BAKU (Reuters) - Azerbaijan is likely to support further oil output cuts by OPEC and its allies, the ex-Soviet country’s energy minister said, should the move be necessary to balance demand fears after a coronavirus outbreak in China.
A technical panel that advises the Organization of the Petroleum Exporting Countries and its allies led by Russia, the group known as OPEC+, proposed this week a provisional cut of around 600,000 barrels per day (bpd).
“Azerbaijan is likely to support this,” Parviz Shahbazov told Reuters in an interview. Azerbaijan is not an OPEC member but is part of the OPEC+ group informally established in 2016.
Although Azerbaijan is not a big contributor to the overall cuts by OPEC+, its position may shed light on Russia’s thinking as non-OPEC members of the group usually take a unanimous decision. Moscow is yet to give its nod to the further cuts.

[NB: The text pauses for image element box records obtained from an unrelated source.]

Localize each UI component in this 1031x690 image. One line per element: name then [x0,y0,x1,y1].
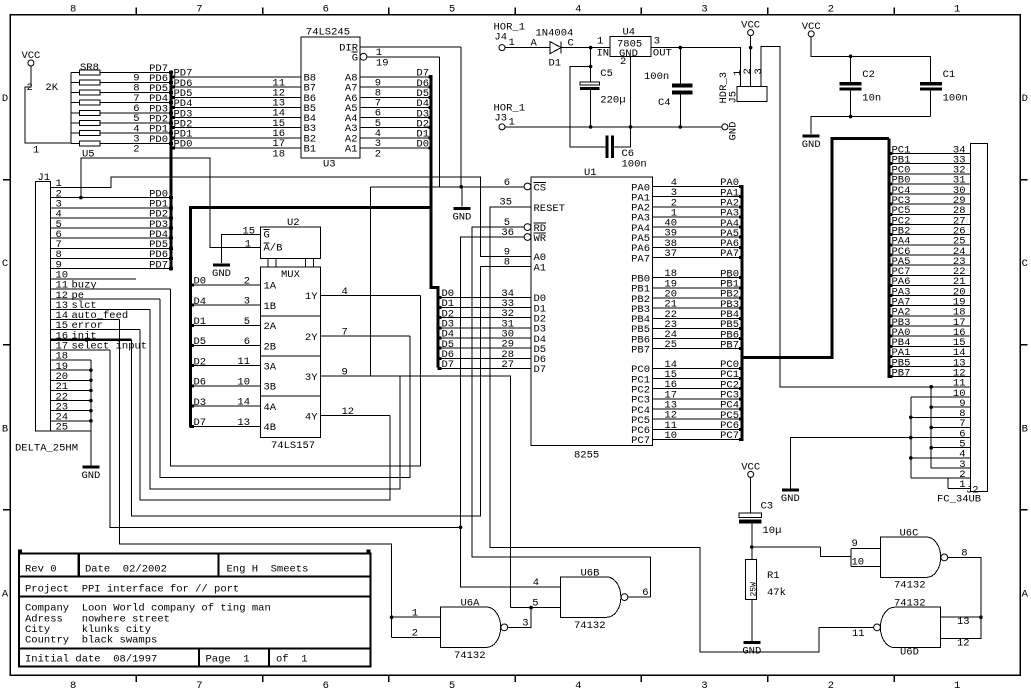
wire U2 3Y output [321,375,400,377]
bus rip [739,418,743,421]
wire slct vertical and channel to U2 3Y [150,309,400,489]
junction C3/R1/U6C [750,545,754,549]
U2 section divider [261,315,321,317]
wire G net corner to CS [439,57,441,187]
wire J1 pin 11 buzy horizontal [50,288,170,290]
svg-text:3: 3 [701,4,707,16]
svg-text:2: 2 [828,680,834,690]
svg-text:11: 11 [852,628,865,640]
wire J2 pin 2 [911,477,971,479]
svg-text:C2: C2 [862,69,875,81]
junction odd bracket [929,446,933,450]
svg-text:2: 2 [620,56,626,68]
wire J1 pin 15 error horizontal [50,329,140,331]
wire J1 pin 4 net PD2 [50,217,169,219]
bus rip [889,213,893,216]
wire U1 PA3 to port bus [652,216,740,218]
bus rip [428,147,432,150]
capacitor C3 plates (polarized) [739,513,762,517]
resistor SR8 element 8 [71,142,80,144]
svg-text:74132: 74132 [454,650,486,662]
svg-text:2: 2 [133,144,139,156]
wire PD bus to U3 B2 [173,137,301,139]
bus rip [190,384,194,387]
svg-text:PD0: PD0 [149,134,168,146]
bus rip [190,324,194,327]
bus rip [889,324,893,327]
bus rip [889,284,893,287]
wire U4 pin2 to ground rail [629,57,631,127]
svg-text:6: 6 [323,4,329,16]
capacitor C5 plates (electrolytic) [590,48,592,83]
svg-text:VCC: VCC [741,20,760,32]
power symbol VCC top right [808,31,814,37]
svg-text:PB7: PB7 [892,368,911,380]
capacitor C4 plates [672,84,693,88]
svg-text:11: 11 [237,356,250,368]
bus rip [889,253,893,256]
wire U1 PA2 to port bus [652,206,740,208]
wire J1 pin 21 [50,389,91,391]
wire busy vertical and channel to U2 1Y [171,289,421,466]
svg-text:C5: C5 [600,68,613,80]
resistor SR8 element 3 [71,92,80,94]
bus rip [428,126,432,129]
wire U6D pin 13 [941,616,981,618]
wire C5 to ground rail [590,90,592,127]
svg-text:MUX: MUX [281,269,301,281]
frame tick top [767,8,769,15]
svg-text:1: 1 [245,238,251,250]
frame tick bottom [893,675,895,682]
bus rip [169,216,173,219]
svg-text:2Y: 2Y [305,332,318,344]
wire U2 4Y output [321,415,390,417]
bracket odd pins vertical [930,387,932,468]
svg-text:A: A [1022,588,1029,600]
wire error vertical and channel to U2 4Y [140,330,390,501]
svg-text:8: 8 [70,4,76,16]
title block corner mark left [18,550,22,555]
capacitor C1 plates [920,82,942,85]
frame tick top [514,8,516,15]
svg-text:Rev 0: Rev 0 [25,564,57,576]
svg-text:GND: GND [802,139,821,151]
wire SR8 element 8 to PD bus [100,142,169,144]
ground symbol below R1 [743,641,760,644]
bus rip [889,274,893,277]
resistor R1 body [745,560,756,600]
U6B output bubble [621,594,628,601]
svg-text:U6B: U6B [581,568,600,580]
power symbol VCC top-left [28,60,34,66]
wire init vertical and channel to A1 net [132,267,531,516]
junction C2 top [849,55,853,59]
junction C2 bottom [849,115,853,119]
wire J2 pin 23 [891,264,971,266]
bus rip [889,233,893,236]
wire PD bus to U3 B4 [173,117,301,119]
svg-text:J3: J3 [494,113,507,125]
svg-text:select input: select input [72,341,148,353]
wire DIR to ground stem [460,47,463,207]
resistor SR8 element 4 [71,102,80,104]
svg-text:C: C [2,258,8,270]
wire U4 OUT to J5 pin1 [651,48,741,87]
wire J1 pin 16 init horizontal [50,338,131,341]
wire J1 pin 3 net PD1 [50,207,169,209]
svg-text:Date 02/2002: Date 02/2002 [85,564,167,576]
wire J5 pin3 to J2 pin 11 [761,47,931,387]
frame tick left [3,509,10,511]
capacitor C2 plates [840,82,862,85]
bus rip [171,86,175,89]
bus U1 ports vertical [740,185,743,441]
svg-text:J5: J5 [728,91,740,104]
svg-text:4: 4 [575,680,581,690]
svg-text:18: 18 [272,148,285,160]
svg-text:1N4004: 1N4004 [536,28,574,40]
svg-text:12: 12 [342,406,355,418]
svg-text:2: 2 [375,148,381,160]
wire D bus to U1 D3 [439,327,531,329]
wire J2 pin 5 [931,447,970,449]
bus rip [438,367,442,370]
connector J1 body [36,181,51,431]
bus rip [171,147,175,150]
bus rip [190,425,194,428]
svg-text:14: 14 [237,397,250,409]
svg-text:74132: 74132 [894,580,926,592]
svg-text:25: 25 [56,422,69,434]
junction DIR net on CS wire [459,185,463,189]
svg-text:Page 1: Page 1 [206,654,250,666]
svg-text:2: 2 [244,275,250,287]
wire J2 pin 14 [891,355,971,357]
svg-text:U1: U1 [584,167,597,179]
svg-text:D3: D3 [194,397,207,409]
wire J2 pin 22 [891,274,971,276]
svg-text:7: 7 [196,680,202,690]
svg-text:D6: D6 [194,377,207,389]
wire J2 pin 10 [911,396,971,398]
ground pin circle right [722,124,728,130]
wire D bus to U2 3B [192,385,261,387]
wire U1 PB3 to port bus [652,307,740,309]
frame tick bottom [640,675,642,682]
wire U2 2Y output [321,335,411,337]
bus rip [169,111,173,114]
svg-text:CS: CS [534,182,547,194]
frame tick bottom [767,675,769,682]
bus rip [428,86,432,89]
bus rip [438,347,442,350]
wire J1 pin 25 [50,430,91,432]
svg-text:B: B [2,423,8,435]
svg-text:PC7: PC7 [720,430,739,442]
bus rip [438,326,442,329]
U2 pin G wire to ground [222,235,261,263]
wire RESET to U6D output net [490,207,819,652]
svg-text:10µ: 10µ [763,525,782,537]
svg-text:5: 5 [532,598,538,610]
svg-text:10: 10 [237,376,250,388]
IC U2 MUX section body [261,267,321,437]
svg-text:VCC: VCC [802,21,821,33]
svg-text:10: 10 [852,557,865,569]
wire VCC to C2/C1 tops [811,37,930,82]
svg-text:5: 5 [449,680,455,690]
wire J1 pin 20 [50,379,91,381]
connector J3 pin circle [499,124,505,130]
bus rip [190,364,194,367]
svg-text:12: 12 [957,638,970,650]
svg-text:D5: D5 [194,336,207,348]
resistor SR8 element 7 [71,132,80,134]
svg-text:5: 5 [244,316,250,328]
svg-text:10n: 10n [862,93,881,105]
svg-text:WR: WR [534,233,547,245]
ground symbol for J2 even pins [782,488,799,491]
svg-text:3: 3 [753,68,765,74]
svg-text:J4: J4 [494,32,507,44]
gate U6B 74132 body [561,577,621,617]
svg-text:1: 1 [954,680,960,690]
wire C4 vertical [679,48,681,127]
svg-text:D7: D7 [534,364,547,376]
svg-text:U4: U4 [623,27,636,39]
wire SR8 element 1 to PD bus [100,71,169,73]
svg-text:100n: 100n [644,71,669,83]
svg-text:R1: R1 [767,570,780,582]
bus rip [190,344,194,347]
wire U1 PB4 to port bus [652,317,740,319]
svg-text:D1: D1 [194,316,207,328]
bus rip [739,276,743,279]
U3 pin G bubble [360,53,367,60]
svg-text:U6C: U6C [900,528,919,540]
gate U6C 74132 body [880,537,940,577]
frame tick top [135,8,137,15]
svg-text:74132: 74132 [574,620,606,632]
svg-text:RESET: RESET [534,203,566,215]
bus rip [889,162,893,165]
U6A output bubble [501,624,508,631]
wire U1 PA0 to port bus [652,186,740,188]
gate U6A 74132 body [440,607,500,647]
wire J2 pin 21 [891,284,971,286]
svg-text:100n: 100n [943,93,968,105]
svg-text:OUT: OUT [653,48,672,60]
bus rip [739,397,743,400]
frame tick top [893,8,895,15]
bus rip [169,267,173,270]
bus D0-D7 from U3 to U1 and U2 [431,75,438,368]
bus rip [889,203,893,206]
wire PD bus to U3 B6 [173,96,301,98]
wire junction to U6C inputs [752,546,821,548]
svg-text:DELTA_25HM: DELTA_25HM [15,443,78,455]
wire C6 right to GND rail [614,127,631,147]
wire RD to U6B output net [472,227,651,597]
wire U1 PB7 to port bus [652,348,740,350]
wire J2 pin 31 [891,183,971,185]
bus rip [889,193,893,196]
wire D bus to U1 D4 [439,337,531,339]
svg-text:D2: D2 [194,356,207,368]
svg-text:D0: D0 [194,276,207,288]
wire C2 vertical top [850,56,852,82]
svg-text:37: 37 [664,248,677,260]
regulator U4 7805 body [610,37,651,57]
svg-text:4Y: 4Y [305,411,318,423]
U3 pin DIR wire [360,46,461,48]
bus rip [171,106,175,109]
wire J1 pin 18 [50,359,91,361]
bus rip [169,227,173,230]
wire pe vertical and channel to U2 2Y [160,299,410,477]
frame tick top [388,8,390,15]
connector J5 HDR_3 body [737,87,767,102]
wire U6A pin2 stub [392,636,441,638]
svg-text:6: 6 [642,587,648,599]
svg-text:GND: GND [728,122,740,141]
svg-text:U6A: U6A [461,598,481,610]
wire SR8 element 7 to PD bus [100,132,169,134]
svg-text:1: 1 [959,479,965,491]
wire U1 PA1 to port bus [652,196,740,198]
svg-text:U5: U5 [82,149,95,161]
svg-text:13: 13 [237,417,250,429]
svg-text:D7: D7 [194,417,207,429]
svg-text:GND: GND [781,493,800,505]
svg-text:4: 4 [575,4,581,16]
bus rip [169,101,173,104]
wire U1 PA7 to port bus [652,257,740,259]
bus rip [190,283,194,286]
junction C5 on rail [589,125,593,129]
wire PD bus to U3 B3 [173,127,301,129]
wire SR8 element 4 to PD bus [100,102,169,104]
junction C4 top [679,46,683,50]
wire J2 pin 32 [891,173,971,175]
wire U1 PC3 to port bus [652,398,740,400]
bus rip [169,132,173,135]
svg-text:3: 3 [701,680,707,690]
wire U5 net from J1 pin2 to U2 A/B [81,158,261,248]
bus rip [438,296,442,299]
wire U1 PC5 to port bus [652,418,740,420]
connector J2 body [971,144,988,492]
U1 pin WR bubble [524,234,531,241]
junction odd bracket [929,426,933,430]
svg-text:B: B [1022,423,1028,435]
svg-text:A: A [2,588,9,600]
bus rip [889,365,893,368]
wire D bus to U1 D2 [439,317,531,319]
frame tick bottom [388,675,390,682]
resistor SR8 element 6 [71,122,80,124]
wire J2 pin 7 [931,426,970,428]
wire J2 pin 11 [931,386,970,388]
junction U4 gnd on rail [629,125,633,129]
wire U1 PC7 to port bus [652,438,740,440]
svg-text:4B: 4B [264,422,277,434]
wire J1 pin 17 select_input horizontal [50,349,110,351]
bus rip [889,345,893,348]
svg-text:G: G [352,52,358,64]
wire U1 PB5 to port bus [652,327,740,329]
wire D bus to U1 D0 [439,296,531,298]
wire J2 pin 4 [911,457,971,459]
ground rail wire [505,126,722,128]
U1 pin CS bubble [524,183,531,190]
bus rip [428,136,432,139]
svg-text:25: 25 [664,339,677,351]
junction U6C output at U6D pin13 [979,615,983,619]
bus ports link to J2 [742,138,889,357]
U6C output bubble [941,554,948,561]
bus rip [438,306,442,309]
bus rip [739,307,743,310]
svg-text:1Y: 1Y [305,291,318,303]
ground symbol at DIR/CS [453,207,470,210]
wire J1 pin 7 net PD5 [50,247,169,249]
gate U6D 74132 body (mirrored) [880,607,940,647]
wire J2 pin 28 [891,213,971,215]
bus rip [889,375,893,378]
capacitor C6 plates [606,136,609,158]
svg-text:Country black swamps: Country black swamps [25,634,157,646]
wire WR to select_input / U6B pin4 [461,237,561,587]
wire SR8 element 3 to PD bus [100,92,169,94]
bus rip [739,195,743,198]
wire J2 pin1 stub vertical [947,478,949,488]
bus rip [428,106,432,109]
bus rip [169,257,173,260]
bus D0-D7 branch to U2 [191,208,431,428]
U6D output bubble [874,624,881,631]
svg-text:1B: 1B [264,301,277,313]
wire D bus to U2 1A [192,284,261,286]
IC U2 section tabs [268,258,314,267]
frame tick right [1020,179,1027,181]
wire U1 PB2 to port bus [652,297,740,299]
junction even bracket [909,436,913,440]
bus rip [169,237,173,240]
svg-text:8: 8 [504,257,510,269]
svg-text:2 2K: 2 2K [27,82,59,94]
U1 pin RD bubble [524,224,531,231]
junction even bracket [909,415,913,419]
power symbol VCC above J5 [748,30,754,36]
bus rip [739,246,743,249]
wire C5 branch to C6 left [570,67,605,147]
svg-text:7: 7 [196,4,202,16]
svg-text:4: 4 [342,286,348,298]
frame tick bottom [135,675,137,682]
wire J1 pin 9 net PD7 [50,268,169,270]
bus rip [171,76,175,79]
svg-text:IN: IN [597,48,610,60]
resistor SR8 element 2 [71,81,80,83]
wire D bus to U1 D7 [439,367,531,369]
wire U3 A5 to D bus [360,106,429,108]
bus rip [739,226,743,229]
power symbol VCC at C3 [748,471,754,477]
svg-text:74LS245: 74LS245 [306,27,350,39]
frame tick right [1020,509,1027,511]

Producers in the OPEC+ group are scheduled to meet in Vienna on March 5-6, although the meeting could be brought forward depending on how the coronavirus outbreak affects oil prices going forward. Brent dropped below $55 a barrel on Friday. [O/R]
However, Shahbazov said he believed that the impact of the coronavirus might be short-lived, adding to a small number of other officials and market players who believe that markets are overreacting.
“At this stage, the effect of coronavirus is temporary and I do not see global threats, but I do not rule out that there may be further (oil output) cuts,” he said. “We can meet earlier than March if necessary although there is no such need so far.”
The death toll from the coronavirus outbreak in China rose above 800 on Sunday, surpassing the number killed globally by Severe Acute Respiratory Syndrome (SARS) in 2002/2003.
Shahbazov said that oil output in Azerbaijan was around 770,000 bpd last month, in line with its OPEC+ quota.
The country has a balanced budget based on an oil price of $55 per barrel but can withstand a temporary dip to $40, Shahbazov said.
Baku, which plans to start gas exports to Europe, has also signed deals with Saudi Arabian energy company ACWA Power and United Arab Emirates’ Masdar to expand in renewable energy.
Shahbazov said the firms would invest around $400 million to build wind and solar power plants with a total capacity of 440 megawatts. Construction is due to start in September and last two years.